The Teddy shape builder tends to produce cushion-like models with no sharp edges. As a consequence, it is difficult to draw shapes with triangular or square bases without using the cut tool. On top of this, our interaction method is very sensitive to motion noise, which sometimes remains untouched by our resampling algorithms and can be seen in the output stroke. Thus, it is very difficult to draw perfect primitives such as spheres or squares.

To balance for this, we use a machine learning algorithm. Offline, we train an artificial neural network to recognize and classify primitives from input strokes. The system makes suggestions in real-time, depending on the input of the user. The suggestions include primitives as well as the output of the shape builders.

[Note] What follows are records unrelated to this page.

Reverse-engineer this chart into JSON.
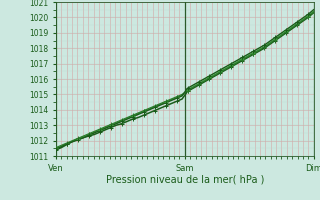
{
  "xlabel": "Pression niveau de la mer( hPa )",
  "ylim": [
    1011,
    1021
  ],
  "xlim": [
    0,
    48
  ],
  "yticks": [
    1011,
    1012,
    1013,
    1014,
    1015,
    1016,
    1017,
    1018,
    1019,
    1020,
    1021
  ],
  "xtick_positions": [
    0,
    24,
    48
  ],
  "xtick_labels": [
    "Ven",
    "Sam",
    "Dim"
  ],
  "bg_color": "#cce8e0",
  "grid_color_v": "#d4a0a0",
  "grid_color_h": "#b8d8d0",
  "line_color_dark": "#1a5c1a",
  "line_color_mid": "#2a7a2a",
  "line_color_light": "#3a9a3a",
  "vline_color": "#2a5a2a",
  "series1": [
    1011.4,
    1011.55,
    1011.75,
    1011.95,
    1012.1,
    1012.2,
    1012.3,
    1012.4,
    1012.55,
    1012.7,
    1012.85,
    1013.0,
    1013.1,
    1013.25,
    1013.4,
    1013.5,
    1013.65,
    1013.8,
    1013.95,
    1014.1,
    1014.25,
    1014.4,
    1014.55,
    1014.7,
    1015.2,
    1015.4,
    1015.6,
    1015.8,
    1016.0,
    1016.2,
    1016.4,
    1016.6,
    1016.8,
    1017.0,
    1017.2,
    1017.4,
    1017.6,
    1017.8,
    1018.0,
    1018.25,
    1018.5,
    1018.75,
    1019.0,
    1019.25,
    1019.5,
    1019.75,
    1020.0,
    1020.3
  ],
  "series2": [
    1011.5,
    1011.65,
    1011.8,
    1011.95,
    1012.1,
    1012.25,
    1012.4,
    1012.55,
    1012.7,
    1012.85,
    1013.0,
    1013.15,
    1013.3,
    1013.45,
    1013.6,
    1013.75,
    1013.9,
    1014.05,
    1014.2,
    1014.35,
    1014.5,
    1014.65,
    1014.8,
    1014.95,
    1015.3,
    1015.5,
    1015.7,
    1015.9,
    1016.1,
    1016.3,
    1016.5,
    1016.7,
    1016.9,
    1017.1,
    1017.3,
    1017.5,
    1017.7,
    1017.9,
    1018.1,
    1018.35,
    1018.6,
    1018.85,
    1019.1,
    1019.35,
    1019.6,
    1019.85,
    1020.1,
    1020.4
  ],
  "series3": [
    1011.55,
    1011.7,
    1011.85,
    1012.0,
    1012.15,
    1012.3,
    1012.45,
    1012.6,
    1012.75,
    1012.9,
    1013.05,
    1013.2,
    1013.35,
    1013.5,
    1013.65,
    1013.8,
    1013.95,
    1014.1,
    1014.25,
    1014.4,
    1014.55,
    1014.7,
    1014.85,
    1015.0,
    1015.25,
    1015.45,
    1015.65,
    1015.85,
    1016.05,
    1016.25,
    1016.45,
    1016.65,
    1016.85,
    1017.05,
    1017.25,
    1017.45,
    1017.65,
    1017.85,
    1018.05,
    1018.3,
    1018.55,
    1018.8,
    1019.05,
    1019.3,
    1019.55,
    1019.8,
    1020.05,
    1020.35
  ],
  "series4": [
    1011.45,
    1011.6,
    1011.78,
    1011.92,
    1012.05,
    1012.18,
    1012.35,
    1012.5,
    1012.65,
    1012.8,
    1012.95,
    1013.1,
    1013.25,
    1013.4,
    1013.55,
    1013.7,
    1013.85,
    1014.0,
    1014.15,
    1014.3,
    1014.45,
    1014.6,
    1014.75,
    1014.9,
    1015.4,
    1015.6,
    1015.8,
    1016.0,
    1016.2,
    1016.4,
    1016.6,
    1016.8,
    1017.0,
    1017.2,
    1017.4,
    1017.6,
    1017.8,
    1018.0,
    1018.2,
    1018.45,
    1018.7,
    1018.95,
    1019.2,
    1019.45,
    1019.7,
    1019.95,
    1020.2,
    1020.5
  ]
}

We provide the user with a hemispherical menu whose surface changes depending on the task being performed or the available choices.
The menu is hemispherical and matches the ball motion to keep our interaction metaphore consistent. It offers intuitive and rapide exploration of the different options available while keeping the left hand on the ball, and without moving the glove.

Shape recognition module

This project includes a machine learning module which makes shape suggestions in real-time depending on the input stroke of the user.
It compensates the fact that it is hard with our freeform input system to draw regular primitive shapes.
The machine learning algorithm relies on an artificial neural network built from the Fast Artificial Neural Network Library (FANN).

We developed a simple offline tool in C# / WPF to train our neural network.

The first interface of this tool is the Training mode

The user specifies all the different shapes the neural network will be able to identify (3 in this screenshot: square, triangle and circle) then inputs many different samples for each one of them. The more diverse the samples, the better the recognition. Several different people should be part of the training session to account for different ways to hold our device, the person's handwriting, right-handed or left-handed, and so on.

The system pre-process each input stroke to put them in a similar comparison space (resampling, scaling...) and automatically generates additional input strokes by offsetting the starting point and switching the stroke orientation (clockwise / counterclockwise).

Then comes the Evaluation mode to assess the effectiveness of the training.

The user simply inputs a test stroke and the system graphically displays the probability for this stroke to be each possible output. In the screenshot on the right we can see that the probability for the input stroke to be a triangle (in red) is much higher than any others (in green).

Those similarity factors are then used in real-time in our system to make relevant suggestions to the users.